Performance anxiety rests on the false assumption that the most gratifying step toward a goal is achieving it. This is a misunderstanding. The final result of our successes is not the most meaningful part of our journey. Accomplishments have value because of the knowledge and skill we gain in our effort to achieve them. For example, you might not value an accomplishment that took little effort on your part, but one that took years of training and preparation is cause for immense celebration. Because the value of our hard work is actually independent from the final result, hard-earned failure can hold the same value as hard-earned accomplishment. In order to feel good about ourselves, we need to appreciate the equal value of failure. From this expanded viewpoint, we are able to honor our shortcomings and bounce back from feelings of inadequacy.
Another challenge to our relationship with success and failure is our tendency to compare our suffering against our peers’ suffering as a metric for success. For example, when we observe our classmates pulling all-nighters and living on caffeine, we worry that we ourselves are not doing enough.
This mode of thinking is like watching a race.
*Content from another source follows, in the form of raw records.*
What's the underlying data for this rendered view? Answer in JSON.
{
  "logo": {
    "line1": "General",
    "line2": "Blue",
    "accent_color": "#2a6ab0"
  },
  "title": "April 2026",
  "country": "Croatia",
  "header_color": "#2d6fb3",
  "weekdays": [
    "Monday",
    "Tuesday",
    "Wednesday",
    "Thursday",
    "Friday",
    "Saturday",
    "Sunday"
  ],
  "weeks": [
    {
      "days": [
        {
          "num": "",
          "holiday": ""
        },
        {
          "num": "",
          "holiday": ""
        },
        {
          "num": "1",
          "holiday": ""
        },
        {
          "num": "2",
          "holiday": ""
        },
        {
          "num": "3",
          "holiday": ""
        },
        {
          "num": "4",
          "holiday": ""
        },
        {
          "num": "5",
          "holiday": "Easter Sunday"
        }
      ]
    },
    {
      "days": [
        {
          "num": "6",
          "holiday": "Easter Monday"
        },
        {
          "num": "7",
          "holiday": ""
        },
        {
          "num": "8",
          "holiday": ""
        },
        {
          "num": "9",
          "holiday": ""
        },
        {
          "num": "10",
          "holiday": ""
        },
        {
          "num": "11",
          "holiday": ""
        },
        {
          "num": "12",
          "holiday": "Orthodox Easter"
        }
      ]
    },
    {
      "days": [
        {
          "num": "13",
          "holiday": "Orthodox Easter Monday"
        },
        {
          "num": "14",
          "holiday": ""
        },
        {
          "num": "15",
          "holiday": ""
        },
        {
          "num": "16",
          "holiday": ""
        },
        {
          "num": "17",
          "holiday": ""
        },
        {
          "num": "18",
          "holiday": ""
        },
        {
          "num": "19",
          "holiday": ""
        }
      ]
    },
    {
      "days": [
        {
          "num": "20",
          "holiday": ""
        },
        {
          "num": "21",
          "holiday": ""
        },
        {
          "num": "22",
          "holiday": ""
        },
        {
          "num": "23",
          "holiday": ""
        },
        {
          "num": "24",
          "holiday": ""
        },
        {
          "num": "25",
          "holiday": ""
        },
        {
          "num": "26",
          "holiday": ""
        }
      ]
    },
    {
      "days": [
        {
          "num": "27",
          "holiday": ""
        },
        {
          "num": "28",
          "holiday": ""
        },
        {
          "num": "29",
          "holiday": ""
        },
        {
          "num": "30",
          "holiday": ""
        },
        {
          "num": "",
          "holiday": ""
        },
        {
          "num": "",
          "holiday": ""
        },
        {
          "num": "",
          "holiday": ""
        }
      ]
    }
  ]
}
As a runner reaches the finish, you notice that she had been running with a knife in her foot. You assume that she won because of the knife in her foot rather than in spite of it. When it is your turn to compete, you proceed to stick a knife in your own foot, thinking that this will aid your success. Clearly, this is an irrational and inefficient mode of approaching success.
When we use comparison of suffering to measure success, we cultivate disingenuous motivation. This kind of motivation is founded in insecurity, anxiety-driven productivity and self-resentment. While perpetuating this negative feedback loop may lead to “success,” it leaves us feeling so dead inside that we lose the ability to enjoy and appreciate what we are working toward in the first place. The more fulfilling source of motivation is internal — it lives within us in the form of hope, passion and commitment. We can avoid undue suffering by cultivating genuine motivation.
Constantly feeling exhausted and overworked is not a virtue. It is an inability to understand the source of success. Success is not how much suffering you can endure, but rather how much suffering you can let go of, knowing that passion and determination will be there to carry you once you let go of fear-driven perfectionism. Academic performance anxiety can be useful to give us the boosts we need in small increments, but running on it for years is draining and destructive toward our physical health, ultimately depriving us of happiness.
Living life from a place of fear retracts from our limitless personal potential. Before we enter the professional world, U-M students need to dissect whether our fear of failure stems from a fear that we are not productive and valuable human beings at our core.
Students can move away from this fear by developing a greater sense of self-compassion. This may seem simple, but it is far from a magic trick. Mindfulness practices constitute a family of research-backed therapeutic approaches to tackling low self-esteem and anxiety. By practicing powerful mindfulness techniques, we can create space between ourselves and our negative thought loops, enabling us to observe and correct damaging patterns without judgment.
Hopefully, we will fail a few times in the process.